'Glenn Beck': Setting the Record Straight on Senator Byrd

This is a rush transcript from "Glenn Beck," June 29, 2010. This copy may not be in its final form and may be updated.

GLENN BECK, HOST: The longest serving senator in U.S. history died yesterday at the age of 92. Well, I have to make mention of this to set the record straight. President Obama is remembering Democrat Robert Byrd as a voice of principle and reason.

Wow. He is being remembered now as a guy who just served in the Senate. I'd like to point out that he also served in the KKK. The senator did apologize numerous times over the years for his Klan connections and for countless — countless racist comments.

And maybe — you know, look, I'm not here to judge. Forgive him. Fine. But let's not whitewash somebody's history. It's important to learn from the past. And yesterday when he died, everyone was running pieces in the mainstream media.

If I saw him playing the fiddle one more time, I was going to explode. Could we spend maybe a hair more time less with the fiddle and more with — oh, I don't know — what he did in the 50s and '60s? Klan days. Watch.


UNIDENTIFIED FEMALE: Byrd was a powerhouse and an old-fashioned crowd pleaser on the stump putting out his fiddle.

BECK: That is what was on TV. The headlines and the obituaries. All the big papers were making little mention of Byrd's once deep hatred for African-Americans. Also barely mentioned — the time served in the Ku Klux Klan.

Sen. Byrd, wasn't just a member of the KKK. He was a Klan leader holding titles of "Kleagle" and "Exalted Cyclops." The senator claimed to have left the organization in 1943, but later wrote a letter to the group's grand wizard, saying, quote, "The Klan is needed today more as never before, and I am anxious to see its rebirth here in West Virginia," end quote.

As recently as 2005, in his memoir, Byrd describes the KKK as a fraternal assembly of, quote, "upstanding people," end quote. He was the only senator to vote against both African-American Supreme Court nominees Thurgood Marshall and Clarence Thomas.

He personally filibustered the landmark Civil Rights Act of 1964. He opposed President Truman's initiative to integrate the Armed Forces. And he said he would never fight, quote, "with a negro by my side. Rather, I should die 1,000 times than to see this beloved land become degraded by race mongrels," end quote.

He once called Martin Luther King a, quote, "self-seeking rabble- rouser" and even told the FBI he could give a speech condemning King on the floor of the Senate, saying it was time that the civil rights leader, quote, "met his waterloo."

He also once said the writers of the Declaration of Independence did not intend for words "all men created equal" to be taken literally.

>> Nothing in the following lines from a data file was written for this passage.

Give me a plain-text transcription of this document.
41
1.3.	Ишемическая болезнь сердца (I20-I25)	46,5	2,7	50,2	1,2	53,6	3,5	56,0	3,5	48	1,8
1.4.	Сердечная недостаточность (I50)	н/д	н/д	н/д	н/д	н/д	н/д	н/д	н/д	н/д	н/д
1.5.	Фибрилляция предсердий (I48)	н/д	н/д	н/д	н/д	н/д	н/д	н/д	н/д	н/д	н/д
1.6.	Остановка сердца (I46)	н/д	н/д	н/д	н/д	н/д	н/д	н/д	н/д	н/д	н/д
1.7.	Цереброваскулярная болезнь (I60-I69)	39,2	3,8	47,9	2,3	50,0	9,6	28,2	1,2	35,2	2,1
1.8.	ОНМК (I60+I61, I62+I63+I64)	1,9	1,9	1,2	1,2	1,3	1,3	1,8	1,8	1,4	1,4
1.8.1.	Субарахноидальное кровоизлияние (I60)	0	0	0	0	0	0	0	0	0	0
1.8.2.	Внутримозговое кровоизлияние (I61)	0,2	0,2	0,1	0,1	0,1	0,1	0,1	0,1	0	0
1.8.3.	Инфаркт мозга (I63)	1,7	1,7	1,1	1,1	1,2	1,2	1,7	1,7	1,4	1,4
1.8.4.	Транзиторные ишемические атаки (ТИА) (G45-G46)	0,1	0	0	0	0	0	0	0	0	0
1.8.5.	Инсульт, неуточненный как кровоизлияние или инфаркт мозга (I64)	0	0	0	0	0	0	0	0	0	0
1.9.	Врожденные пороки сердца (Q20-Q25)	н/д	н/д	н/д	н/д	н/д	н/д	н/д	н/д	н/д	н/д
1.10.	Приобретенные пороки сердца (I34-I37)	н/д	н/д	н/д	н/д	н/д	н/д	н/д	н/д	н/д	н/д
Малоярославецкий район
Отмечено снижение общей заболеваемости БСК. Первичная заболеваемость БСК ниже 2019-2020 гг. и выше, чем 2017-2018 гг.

FMR. SEN. ROBERT C. BYRD (D-WV): My name is Robert C. Byrd. This is my Constitution.


BECK: Again, Robert Byrd did quit the KKK. He apologized for his past many times. And that is fine. I just think we need to remember people's past.

Right now, I'm under the gun because people are now saying on the left that I am distorting African-American history — by what? Pointing out heroes and pointing out people who filibustered the civil rights movement? Said that about Martin Luther King?

I'm the bad guy and he is not really remembered for how he really was in those days. Let this complete the record of Sen. Byrd.